Indonesia needs to step up efforts to confront radicalism

The co-ordinated assault launched by five suicide bombers and gunmen in the heart of Jakarta on Thursday lasted three hours, involved lengthy exchanges of gunfire with police as well as numerous bomb blasts, and only ended after the five attackers blew themselves up. It's miraculous then the death and injury toll was so low. Of the 22 victims, just two died of their injuries, though one person remains gravely ill in hospital. By contrast, seven gunmen and suicide bombers succeeded in killing 130 people in Paris in November, and forcing the entire city into lock-down.

In a now familiar postscript, Islamic State claimed responsibility for the Jakarta attack, a link later confirmed by the city's police chief. He named an Indonesian militant living in Syria, Bahrun Naim, as the attack's mastermind. Bahrun is believed to have travelled to Raqqa (the de facto capital of Islamic State) last year after serving a three-year prison sentence for illegal arms possession, and to be the head of Katibah Nusantara, a military unit run under IS auspices but based in south-east Asia. He also runs a blog site promoting IS's plans for an Asian beachhead for its "caliphate".

Police officers examine a police post where an explosion went off.
Police officers examine a police post where an explosion went off.  Photo: AP

After the Paris attacks, Bahrun published a blog explaining to his followers how easy it was to mount an attack in a major city, and on November 24, when contacted by Reuters news agency, said there were more than enough IS supporters to "carry out an action" in Indonesia and that he was "just waiting for the right trigger".

That Bahrun's acolytes proved unequal to the task of killing and causing mayhem on a scale similar to Paris on November 13 is fortunate. The police response, doubtless helped by intelligence derived from chatter among IS sympathisers, probably helped. It's likely, however, that this "failure" will cause Katibah Nusantara to redouble its efforts to better train and equip its operatives.

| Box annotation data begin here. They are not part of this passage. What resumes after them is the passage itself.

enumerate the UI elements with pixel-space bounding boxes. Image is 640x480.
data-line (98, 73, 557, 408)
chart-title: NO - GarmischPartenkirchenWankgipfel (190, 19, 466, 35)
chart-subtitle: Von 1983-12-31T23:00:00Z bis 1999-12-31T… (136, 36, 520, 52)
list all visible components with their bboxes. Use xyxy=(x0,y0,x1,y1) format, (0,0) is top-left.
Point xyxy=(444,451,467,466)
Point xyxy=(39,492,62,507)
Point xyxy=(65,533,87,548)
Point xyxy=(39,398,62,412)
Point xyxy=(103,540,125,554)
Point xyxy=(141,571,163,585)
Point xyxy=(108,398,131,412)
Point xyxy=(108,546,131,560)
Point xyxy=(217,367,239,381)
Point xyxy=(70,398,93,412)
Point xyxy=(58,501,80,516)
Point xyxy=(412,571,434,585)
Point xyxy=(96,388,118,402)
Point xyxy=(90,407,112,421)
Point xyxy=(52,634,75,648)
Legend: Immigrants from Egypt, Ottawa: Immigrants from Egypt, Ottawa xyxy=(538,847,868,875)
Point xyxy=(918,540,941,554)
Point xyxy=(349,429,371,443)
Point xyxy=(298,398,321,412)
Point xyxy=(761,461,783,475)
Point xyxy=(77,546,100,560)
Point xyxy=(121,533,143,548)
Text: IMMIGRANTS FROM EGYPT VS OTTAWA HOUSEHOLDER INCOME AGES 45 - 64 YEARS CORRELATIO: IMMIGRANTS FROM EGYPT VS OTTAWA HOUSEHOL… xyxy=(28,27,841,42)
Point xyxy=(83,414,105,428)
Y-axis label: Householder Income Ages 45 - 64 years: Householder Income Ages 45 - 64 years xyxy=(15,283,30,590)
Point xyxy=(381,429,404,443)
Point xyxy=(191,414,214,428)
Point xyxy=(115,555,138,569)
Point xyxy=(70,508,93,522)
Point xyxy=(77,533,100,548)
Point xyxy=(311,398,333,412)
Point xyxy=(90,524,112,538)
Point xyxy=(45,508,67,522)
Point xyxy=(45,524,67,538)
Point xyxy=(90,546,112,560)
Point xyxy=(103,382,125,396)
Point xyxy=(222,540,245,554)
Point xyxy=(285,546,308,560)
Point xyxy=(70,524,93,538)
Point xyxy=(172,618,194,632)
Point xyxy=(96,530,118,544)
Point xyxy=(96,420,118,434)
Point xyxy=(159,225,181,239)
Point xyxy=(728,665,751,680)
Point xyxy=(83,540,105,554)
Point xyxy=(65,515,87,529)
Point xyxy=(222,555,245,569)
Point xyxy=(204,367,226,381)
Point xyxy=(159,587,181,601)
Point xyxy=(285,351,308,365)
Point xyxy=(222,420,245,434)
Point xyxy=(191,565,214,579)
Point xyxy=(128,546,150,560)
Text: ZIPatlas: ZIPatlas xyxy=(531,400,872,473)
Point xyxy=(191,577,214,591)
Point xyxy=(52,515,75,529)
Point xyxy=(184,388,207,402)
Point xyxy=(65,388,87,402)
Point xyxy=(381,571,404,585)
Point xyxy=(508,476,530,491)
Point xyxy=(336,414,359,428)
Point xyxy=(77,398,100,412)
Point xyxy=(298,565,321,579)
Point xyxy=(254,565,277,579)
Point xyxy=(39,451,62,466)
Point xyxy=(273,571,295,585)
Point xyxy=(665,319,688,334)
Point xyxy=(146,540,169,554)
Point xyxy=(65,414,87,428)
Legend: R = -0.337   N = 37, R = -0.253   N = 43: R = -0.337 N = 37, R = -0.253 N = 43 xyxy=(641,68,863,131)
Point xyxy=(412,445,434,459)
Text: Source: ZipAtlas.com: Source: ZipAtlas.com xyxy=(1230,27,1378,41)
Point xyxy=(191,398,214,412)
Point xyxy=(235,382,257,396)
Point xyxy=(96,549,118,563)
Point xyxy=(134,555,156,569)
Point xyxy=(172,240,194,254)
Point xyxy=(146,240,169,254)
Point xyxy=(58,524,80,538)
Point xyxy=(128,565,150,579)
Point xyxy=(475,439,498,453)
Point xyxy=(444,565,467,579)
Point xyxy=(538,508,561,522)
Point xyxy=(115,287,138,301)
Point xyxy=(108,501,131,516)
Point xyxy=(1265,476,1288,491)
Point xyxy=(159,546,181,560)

From the perspective of countering IS-inspired terrorism, Indonesia represents a daunting challenge, and not just because of the past success of Jemaah Islamiyah, the al-Qaeda-inspired group which organised a series of deadly attacks across Indonesia in the 2000s, including the Bali bombings of 2002 and 2005.

It's believed that more than 700 Indonesians have travelled to Syria to join IS in recent years. That represents a potentially invaluable pool for recruitment and training of Katibah Nusantara recruits. And though Indonesia's Muslim-majority population is largely tolerant of other religions, and less given to extremist sympathies, the number of hardline groups promoting what they argue is a purer interpretation of Islam is on the rise. One region, Aceh, has even adopted Sharia law. In a sign that this was more than a theoretical exercise, Acehnese authorities recently sentenced an unmarried woman alleged to have become too friendly with a male acquaintance to a public flogging.

For all the ill omens pointing towards Indonesia and other countries in the region becoming an active war zone for IS (in another development to that end, three different Muslim insurgent groups in the southern Philippines pledged their allegiance to Raqqa this week), it's worth recalling that Indonesia's response to the JI threat was highly effective. The group's spiritual leader, Abu Bakhar Bashir, was jailed in 2011 (where he remains despite several appeals to the Jakarta High Court) and other prominent figures were either captured or killed by the country's counter-terrorism squad known as Detachment 88.

Though several JI operatives are on the verge of being released from prison, the organisation itself remains fragmented. According to Jakarta-based terrorism expert Sidney Jones, JI appears not be interested in violence in Indonesia for the time being. However, for jihadists, the success of IS in Iraq and Syria has offered new hope, and money. In 2014, Bashir pledged his allegiance to IS, prompting a surge of support for the group – a phenomenon likely to repeated in the wake of Bahrun Naim's "exploits".

It may be that Detachment 88, extensively funded by the United States, has the capabilities to deal with Katibah Nusantara's growing reach and stature. Dealing with IS's appeal to radical elements within Indonesia itself is another matter. Stepped-up efforts by Indonesia's government to confront radicalism elements would seem to be a necessary first step, with help and assistance from allies like Australia. The risks of Katibah Nusantara focusing on Bali are too big to ignore.